UK: The Employment Appeal Tribunal (EAT) has provided important clarification on the annual leave entitlement under the Working Time Regulations 1998 (WTR) of workers (including employees) who are off work on long-term sick leave.
In the case of Fraser v Southwest London St George’s Mental Health Trust, the EAT has decided that:
- a worker on long-term sick leave must request annual leave in line with the requirements of the WTR in order to be entitled to be paid for it;
- a worker is entitled to be paid in lieu of accrued but untaken holiday when employment terminates, but only in respect of leave accrued during the leave year in which employment terminates. Accrued but untaken annual leave from previous leave years does not carry forward for the purposes of the payment in lieu entitlement where no request to take such leave was made by the worker; and
- there is no duty on the employer to make a worker aware that the WTR rules operate in this way.
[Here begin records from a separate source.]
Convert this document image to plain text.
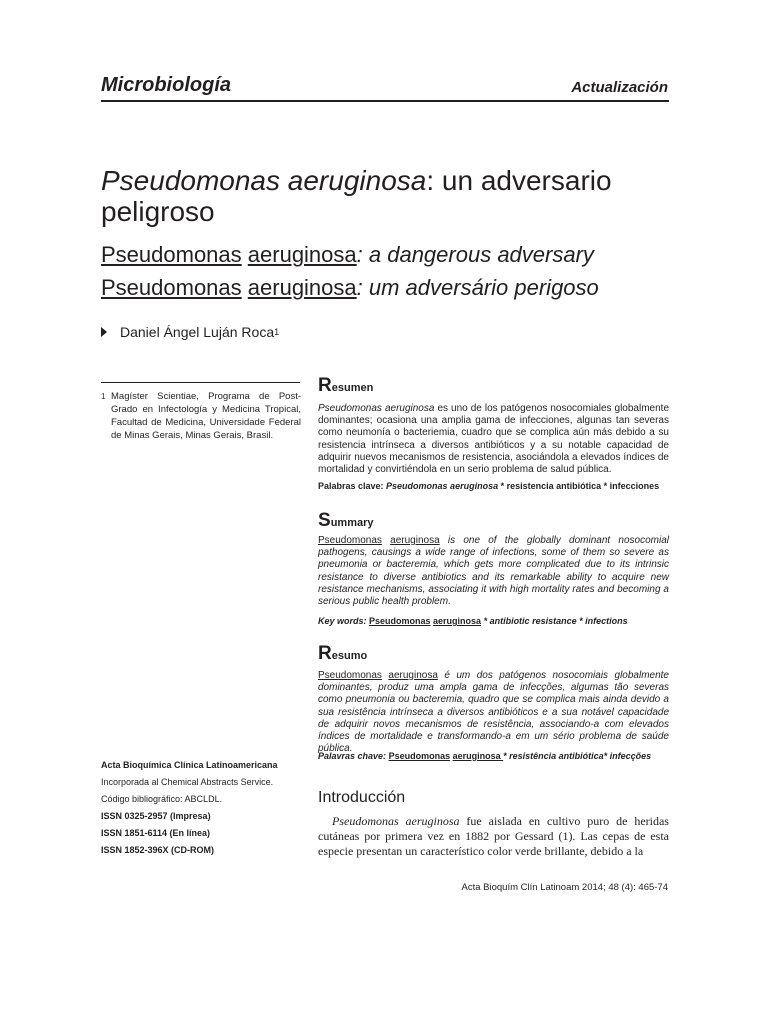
Microbiología	Actualización
Pseudomonas aeruginosa: un adversario peligroso
Pseudomonas aeruginosa: a dangerous adversary
Pseudomonas aeruginosa: um adversário perigoso
Daniel Ángel Luján Roca 1
1 Magíster Scientiae, Programa de Post-Grado en Infectología y Medicina Tropical, Facultad de Medicina, Universidade Federal de Minas Gerais, Minas Gerais, Brasil.
Acta Bioquímica Clínica Latinoamericana
Incorporada al Chemical Abstracts Service.
Código bibliográfico: ABCLDL.
ISSN 0325-2957 (Impresa)
ISSN 1851-6114 (En línea)
ISSN 1852-396X (CD-ROM)
Resumen
Pseudomonas aeruginosa es uno de los patógenos nosocomiales globalmente dominantes; ocasiona una amplia gama de infecciones, algunas tan severas como neumonía o bacteriemia, cuadro que se complica aún más debido a su resistencia intrínseca a diversos antibióticos y a su notable capacidad de adquirir nuevos mecanismos de resistencia, asociándola a elevados índices de mortalidad y convirtiéndola en un serio problema de salud pública.
Palabras clave: Pseudomonas aeruginosa * resistencia antibiótica * infecciones
Summary
Pseudomonas aeruginosa is one of the globally dominant nosocomial pathogens, causings a wide range of infections, some of them so severe as pneumonia or bacteremia, which gets more complicated due to its intrinsic resistance to diverse antibiotics and its remarkable ability to acquire new resistance mechanisms, associating it with high mortality rates and becoming a serious public health problem.
Key words: Pseudomonas aeruginosa * antibiotic resistance * infections
Resumo
Pseudomonas aeruginosa é um dos patógenos nosocomiais globalmente dominantes, produz uma ampla gama de infecções, algumas tão severas como pneumonia ou bacteremia, quadro que se complica mais ainda devido a sua resistência intrínseca a diversos antibióticos e a sua notável capacidade de adquirir novos mecanismos de resistência, associando-a com elevados índices de mortalidade e transformando-a em um sério problema de saúde pública.
Palavras chave: Pseudomonas aeruginosa * resistência antibiótica* infecções
Introducción
Pseudomonas aeruginosa fue aislada en cultivo puro de heridas cutáneas por primera vez en 1882 por Gessard (1). Las cepas de esta especie presentan un característico color verde brillante, debido a la
Acta Bioquím Clín Latinoam 2014; 48 (4): 465-74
The decision provides welcome clarification to employers facing holiday-pay claims from workers on long-term sick leave on how to calculate annual leave. It is now clear that such workers are not entitled to be paid unless they requested annual leave during the relevant leave year. The EAT commented that it may seem artificial for an employee who is not at work to have to give notice in this way, but in the EAT’s view that “merely reflects the artificiality of a period of long term sickness counting as holiday at all”.